These improved poverty maps could help aid organisations and policymakers distribute funds more efficiently and enact and evaluate policies more effectively, researchers said.
One of the biggest challenges in providing relief to people living in poverty is locating them. The availability of accurate and reliable information on the location of impoverished zones is surprisingly lacking for much of the world, particularly on the African continent.
Aid groups and other international organisations often fill in the gaps with door-to-door surveys, but these can be expensive and time-consuming to conduct.
The team built on earlier machine learning methods to find impoverished areas across five African countries.
"We have a limited number of surveys conducted in scattered villages across the African continent, but otherwise we have very little local-level information on poverty," said Marshall Burke, an assistant professor at Stanford.
The researchers sought to understand whether high-resolution satellite imagery - an unconventional but readily available data source - could inform estimates of where impoverished people live.
"There are few places in the world where we can tell the computer with certainty whether the people living there are rich or poor," said Neal Jean, a doctoral student at Stanford's School of Engineering.
"This makes it hard to extract useful information from the huge amount of daytime satellite imagery that is available," said Jean.

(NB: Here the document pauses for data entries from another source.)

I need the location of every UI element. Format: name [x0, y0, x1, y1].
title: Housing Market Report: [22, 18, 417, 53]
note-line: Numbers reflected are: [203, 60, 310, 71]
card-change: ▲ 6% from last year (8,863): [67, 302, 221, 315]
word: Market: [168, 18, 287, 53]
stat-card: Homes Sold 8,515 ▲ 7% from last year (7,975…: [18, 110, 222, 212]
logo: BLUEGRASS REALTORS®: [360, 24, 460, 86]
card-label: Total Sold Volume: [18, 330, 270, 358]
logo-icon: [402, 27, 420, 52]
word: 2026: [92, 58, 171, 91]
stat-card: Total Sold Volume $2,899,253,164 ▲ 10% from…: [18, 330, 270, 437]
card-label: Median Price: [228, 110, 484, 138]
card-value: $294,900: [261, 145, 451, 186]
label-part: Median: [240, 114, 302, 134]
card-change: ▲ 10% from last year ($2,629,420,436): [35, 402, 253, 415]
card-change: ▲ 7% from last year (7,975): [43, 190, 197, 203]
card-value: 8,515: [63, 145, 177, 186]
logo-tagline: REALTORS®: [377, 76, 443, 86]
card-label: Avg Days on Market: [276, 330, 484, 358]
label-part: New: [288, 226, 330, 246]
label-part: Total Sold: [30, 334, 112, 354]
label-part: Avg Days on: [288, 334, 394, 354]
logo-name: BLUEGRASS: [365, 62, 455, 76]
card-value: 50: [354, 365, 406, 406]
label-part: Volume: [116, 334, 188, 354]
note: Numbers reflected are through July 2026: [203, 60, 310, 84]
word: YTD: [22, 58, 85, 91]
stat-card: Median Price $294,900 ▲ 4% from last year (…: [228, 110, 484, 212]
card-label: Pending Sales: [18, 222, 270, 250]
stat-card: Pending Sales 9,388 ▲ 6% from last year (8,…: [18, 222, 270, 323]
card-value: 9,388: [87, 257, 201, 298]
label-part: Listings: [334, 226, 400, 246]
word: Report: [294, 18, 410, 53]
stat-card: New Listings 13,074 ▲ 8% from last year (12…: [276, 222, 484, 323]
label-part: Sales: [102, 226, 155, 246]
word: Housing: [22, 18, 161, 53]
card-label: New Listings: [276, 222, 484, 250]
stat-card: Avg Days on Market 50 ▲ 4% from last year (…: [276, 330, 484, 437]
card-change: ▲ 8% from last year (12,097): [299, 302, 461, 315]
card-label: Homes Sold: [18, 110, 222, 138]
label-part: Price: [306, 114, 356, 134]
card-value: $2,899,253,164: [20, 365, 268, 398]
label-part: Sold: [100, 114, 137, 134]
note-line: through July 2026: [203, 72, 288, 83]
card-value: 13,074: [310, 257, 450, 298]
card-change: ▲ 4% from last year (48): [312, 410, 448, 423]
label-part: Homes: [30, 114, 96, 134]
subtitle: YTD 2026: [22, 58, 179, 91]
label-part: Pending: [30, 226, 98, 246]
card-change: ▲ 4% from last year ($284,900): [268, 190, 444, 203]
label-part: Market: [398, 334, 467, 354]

Because areas that are brighter at night are usually more developed, the solution involved combining high-resolution daytime imagery with images of Earth at night.
"Without being told what to look for, our machine learning algorithm learned to pick out of the imagery many things that are easily recognisable to humans - things like roads, urban areas and farmland," said Jean.
The researchers then used these features from the daytime imagery to predict village-level wealth, as measured in the available survey data.
They found that this method did a surprisingly good job predicting the distribution of poverty, outperforming existing approaches.